The company – its formal name is New Livingston, although its aircraft operate under the Livingston title – found itself in difficulties following the bankruptcy of one of its debtors, airport operator Aeradria.
This was exacerbated by the decision of the Sardinian regional government to withdraw a licence for a PSO route operated by Livingston between the Sardinian city of Alghero and Rome Fiumicino.
Livingston applied to Court of Busto Arsizio for a ‘procedura di concordato preventivo con riserva’, the Italian equivalent of Chapter 11 protection, “to overcome a temporary financial crisis.”
It also applied to ENAC to revoke the suspension of its licence. It pointed out to the regulator that it had bookings for more than 400,000 passengers over the summer holiday period, which were expected to generate “significant positive cash flows.”
The carrier announced late Monday night that the court had appointed a ‘judicial commissioner’ to oversee its financial restructuring process and that ENAC had withdrawn its threatened suspension. This meant that services would continue as normal past the previous 14 July cut-off point.
Livingston spokeswoman Silvia Ruscitto told ATW Tuesday that the granting of bankruptcy protection would give it breathing space to reform its finances.
She said that Aeradria, the operator of Rimini airport, had guaranteed Livingston’s operations after it stepped in two years ago to take over flights from the eastern Italian airport to Russia following the demise of fellow Italian carrier Windjet.

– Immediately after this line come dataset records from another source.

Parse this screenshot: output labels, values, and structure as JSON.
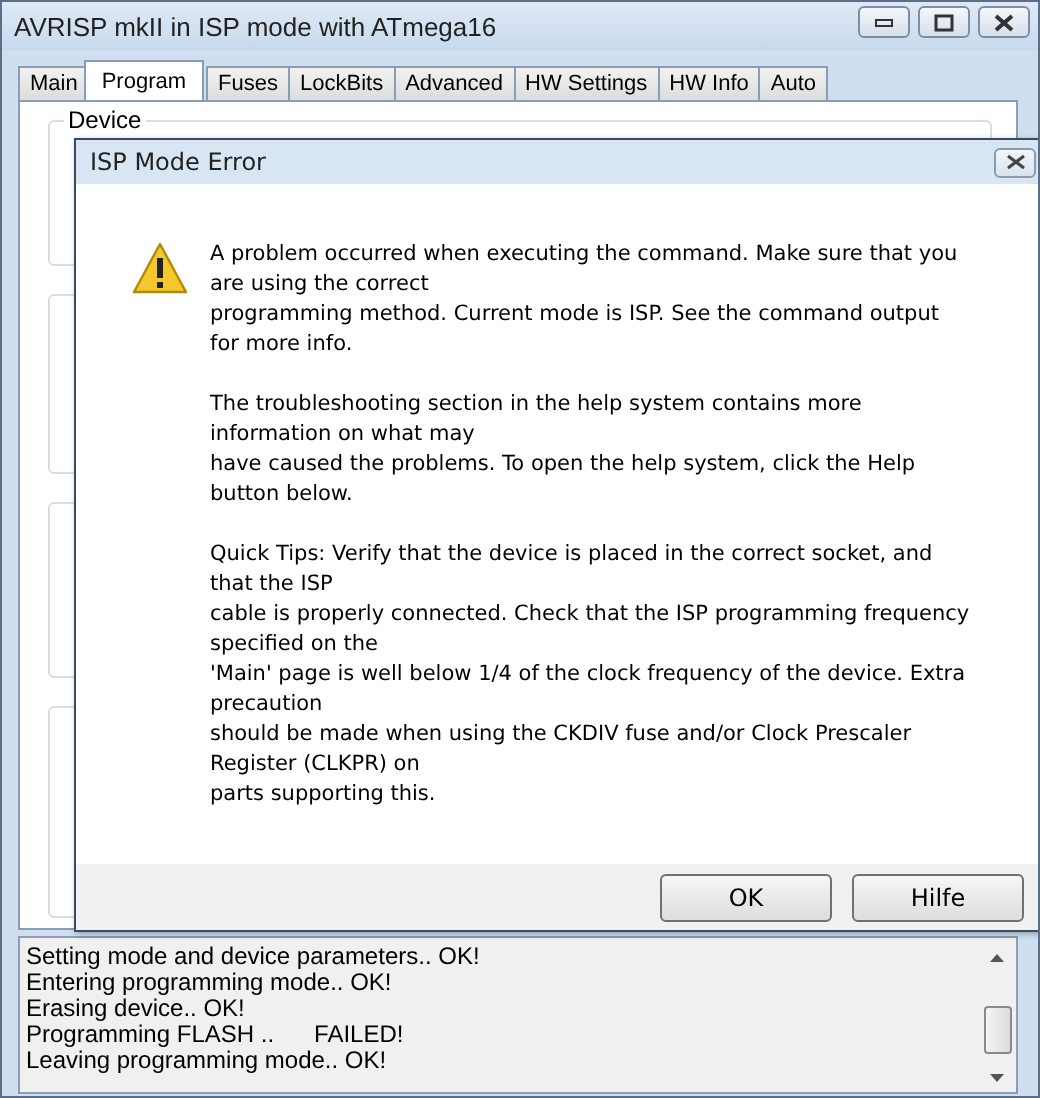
{
  "window": {
    "title": "AVRISP mkII in ISP mode with ATmega16"
  },
  "tabs": [
    {
      "label": "Main",
      "selected": false
    },
    {
      "label": "Program",
      "selected": true
    },
    {
      "label": "Fuses",
      "selected": false
    },
    {
      "label": "LockBits",
      "selected": false
    },
    {
      "label": "Advanced",
      "selected": false
    },
    {
      "label": "HW Settings",
      "selected": false
    },
    {
      "label": "HW Info",
      "selected": false
    },
    {
      "label": "Auto",
      "selected": false
    }
  ],
  "group": {
    "label": "Device"
  },
  "dialog": {
    "title": "ISP Mode Error",
    "paragraphs": [
      "A problem occurred when executing the command. Make sure that you\nare using the correct\nprogramming method. Current mode is ISP. See the command output\nfor more info.",
      "The troubleshooting section in the help system contains more\ninformation on what may\nhave caused the problems. To open the help system, click the Help\nbutton below.",
      "Quick Tips: Verify that the device is placed in the correct socket, and\nthat the ISP\ncable is properly connected. Check that the ISP programming frequency\nspecified on the\n'Main' page is well below 1/4 of the clock frequency of the device. Extra\nprecaution\nshould be made when using the CKDIV fuse and/or Clock Prescaler\nRegister (CLKPR) on\nparts supporting this."
    ],
    "buttons": [
      "OK",
      "Hilfe"
    ]
  },
  "log": [
    "Setting mode and device parameters.. OK!",
    "Entering programming mode.. OK!",
    "Erasing device.. OK!",
    "Programming FLASH ..      FAILED!",
    "Leaving programming mode.. OK!"
  ]
}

She added that Livingston was seeking some $8 million that the airline claimed was owed by the Sardinian regional government. “We have a claim against them in progress,” she said.
The Alghero-Rome route is heavily seasonal, losing money in the winter but solidly booked in summer as Italians head to the Mediterranean island for holidays. The flights ceased June 6, just as the summer season was getting underway.